The source also pointed out that if the approximately 300,000 non-Jews who immigrated to Israel under the Law of Return are not converted, there will be intermarriage and assimilation.
"The haredim are not part of any of Israel's national endeavors because they do not see any religious value in the creation of the State of Israel. That's why they don't serve in the IDF and they don't identify with Zionism. They also don't think their children, who are brought up in isolated communities, will ever marry non-Jewish immigrants or their offspring. But I think they are wrong."
Rabbi Dr. Jeffrey Woolf, a senior lecturer of Talmud at Bar Ilan, said that Sherman's decision was unprecedented in halachic literature.

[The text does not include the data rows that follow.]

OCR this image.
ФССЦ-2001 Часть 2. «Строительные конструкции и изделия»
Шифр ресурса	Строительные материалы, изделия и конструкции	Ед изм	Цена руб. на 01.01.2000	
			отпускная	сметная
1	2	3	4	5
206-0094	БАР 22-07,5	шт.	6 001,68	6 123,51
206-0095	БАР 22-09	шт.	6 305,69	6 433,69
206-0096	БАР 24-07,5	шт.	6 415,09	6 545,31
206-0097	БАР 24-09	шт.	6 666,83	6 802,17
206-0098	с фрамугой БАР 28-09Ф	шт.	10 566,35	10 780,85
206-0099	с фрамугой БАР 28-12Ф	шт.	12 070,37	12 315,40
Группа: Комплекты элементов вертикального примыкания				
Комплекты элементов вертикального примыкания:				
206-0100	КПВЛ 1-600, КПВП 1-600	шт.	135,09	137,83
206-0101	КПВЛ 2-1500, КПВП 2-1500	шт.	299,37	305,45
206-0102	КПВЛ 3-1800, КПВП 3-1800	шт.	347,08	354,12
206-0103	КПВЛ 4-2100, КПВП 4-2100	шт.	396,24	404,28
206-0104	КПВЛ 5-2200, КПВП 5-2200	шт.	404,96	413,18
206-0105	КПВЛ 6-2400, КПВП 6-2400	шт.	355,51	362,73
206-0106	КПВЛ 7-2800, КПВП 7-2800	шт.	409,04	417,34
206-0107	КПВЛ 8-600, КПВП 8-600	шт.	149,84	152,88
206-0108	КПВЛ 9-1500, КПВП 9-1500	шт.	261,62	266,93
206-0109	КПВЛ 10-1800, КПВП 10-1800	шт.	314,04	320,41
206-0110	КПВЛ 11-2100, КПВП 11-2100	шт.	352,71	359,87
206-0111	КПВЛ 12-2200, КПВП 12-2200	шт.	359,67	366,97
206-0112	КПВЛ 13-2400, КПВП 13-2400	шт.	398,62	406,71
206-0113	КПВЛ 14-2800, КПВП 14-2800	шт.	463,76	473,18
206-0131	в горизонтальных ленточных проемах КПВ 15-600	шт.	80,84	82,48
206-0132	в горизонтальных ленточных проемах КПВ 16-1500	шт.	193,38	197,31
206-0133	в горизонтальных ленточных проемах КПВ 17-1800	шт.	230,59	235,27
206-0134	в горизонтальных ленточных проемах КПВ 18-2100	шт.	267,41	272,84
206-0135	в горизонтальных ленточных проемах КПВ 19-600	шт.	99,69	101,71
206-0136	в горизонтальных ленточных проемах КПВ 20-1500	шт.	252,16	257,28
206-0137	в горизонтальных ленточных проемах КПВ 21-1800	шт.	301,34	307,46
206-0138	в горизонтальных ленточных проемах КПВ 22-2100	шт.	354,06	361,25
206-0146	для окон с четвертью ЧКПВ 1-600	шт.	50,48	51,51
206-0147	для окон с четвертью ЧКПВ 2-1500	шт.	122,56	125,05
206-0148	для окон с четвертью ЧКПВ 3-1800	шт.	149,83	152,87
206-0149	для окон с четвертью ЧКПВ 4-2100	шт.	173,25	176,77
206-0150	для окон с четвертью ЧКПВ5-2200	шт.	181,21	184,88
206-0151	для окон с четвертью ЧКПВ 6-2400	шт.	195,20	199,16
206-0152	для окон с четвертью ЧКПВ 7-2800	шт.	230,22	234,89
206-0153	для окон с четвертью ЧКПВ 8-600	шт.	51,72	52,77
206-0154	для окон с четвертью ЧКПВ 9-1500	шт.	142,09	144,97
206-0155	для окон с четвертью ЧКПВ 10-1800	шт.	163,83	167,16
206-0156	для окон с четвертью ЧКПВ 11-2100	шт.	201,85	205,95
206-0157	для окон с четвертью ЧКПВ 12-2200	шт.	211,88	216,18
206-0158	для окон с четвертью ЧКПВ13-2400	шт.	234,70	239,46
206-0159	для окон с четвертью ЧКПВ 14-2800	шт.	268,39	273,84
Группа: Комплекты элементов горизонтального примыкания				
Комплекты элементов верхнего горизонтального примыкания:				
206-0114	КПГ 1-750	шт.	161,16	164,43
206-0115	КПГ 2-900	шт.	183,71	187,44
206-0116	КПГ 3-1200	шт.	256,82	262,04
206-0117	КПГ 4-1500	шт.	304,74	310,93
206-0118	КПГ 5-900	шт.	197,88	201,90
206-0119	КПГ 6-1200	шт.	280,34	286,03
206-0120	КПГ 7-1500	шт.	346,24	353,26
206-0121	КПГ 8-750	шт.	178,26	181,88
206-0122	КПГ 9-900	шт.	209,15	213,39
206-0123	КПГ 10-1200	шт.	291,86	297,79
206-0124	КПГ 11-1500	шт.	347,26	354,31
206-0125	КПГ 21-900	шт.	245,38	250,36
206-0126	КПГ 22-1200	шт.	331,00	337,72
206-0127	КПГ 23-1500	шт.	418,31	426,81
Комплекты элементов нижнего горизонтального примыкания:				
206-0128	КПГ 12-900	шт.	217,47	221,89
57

"I would hope that Sherman was making a principled argument in terms of the need for converts to accept upon themselves adherence to Orthodox Jewish law [kabbalat mitzvot]," said Woolf. "But Sherman's across-the-board disqualification of rabbis and Torah scholars... That, to my knowledge, in the field of halachic literature is unprecedented."
Woolf called Sherman's dispute with religious Zionists a dissent in the field of religious policy, not ideology.
"A certain religious policy may lead a halachic decisor to lean in a certain direction. That is also what pushed Sherman to excoriate rabbis who hold the position that the broader needs of the Jewish people are a halachic consideration.
"I just hope this controversy will be solved, because we are talking about an issue that could make or break Jewish unity. I am not saying to give up on principles. But we are not only playing with people's individual status, but also with the life and death of the state of Israel, because maintaining Jewish unity is our most important source of strength."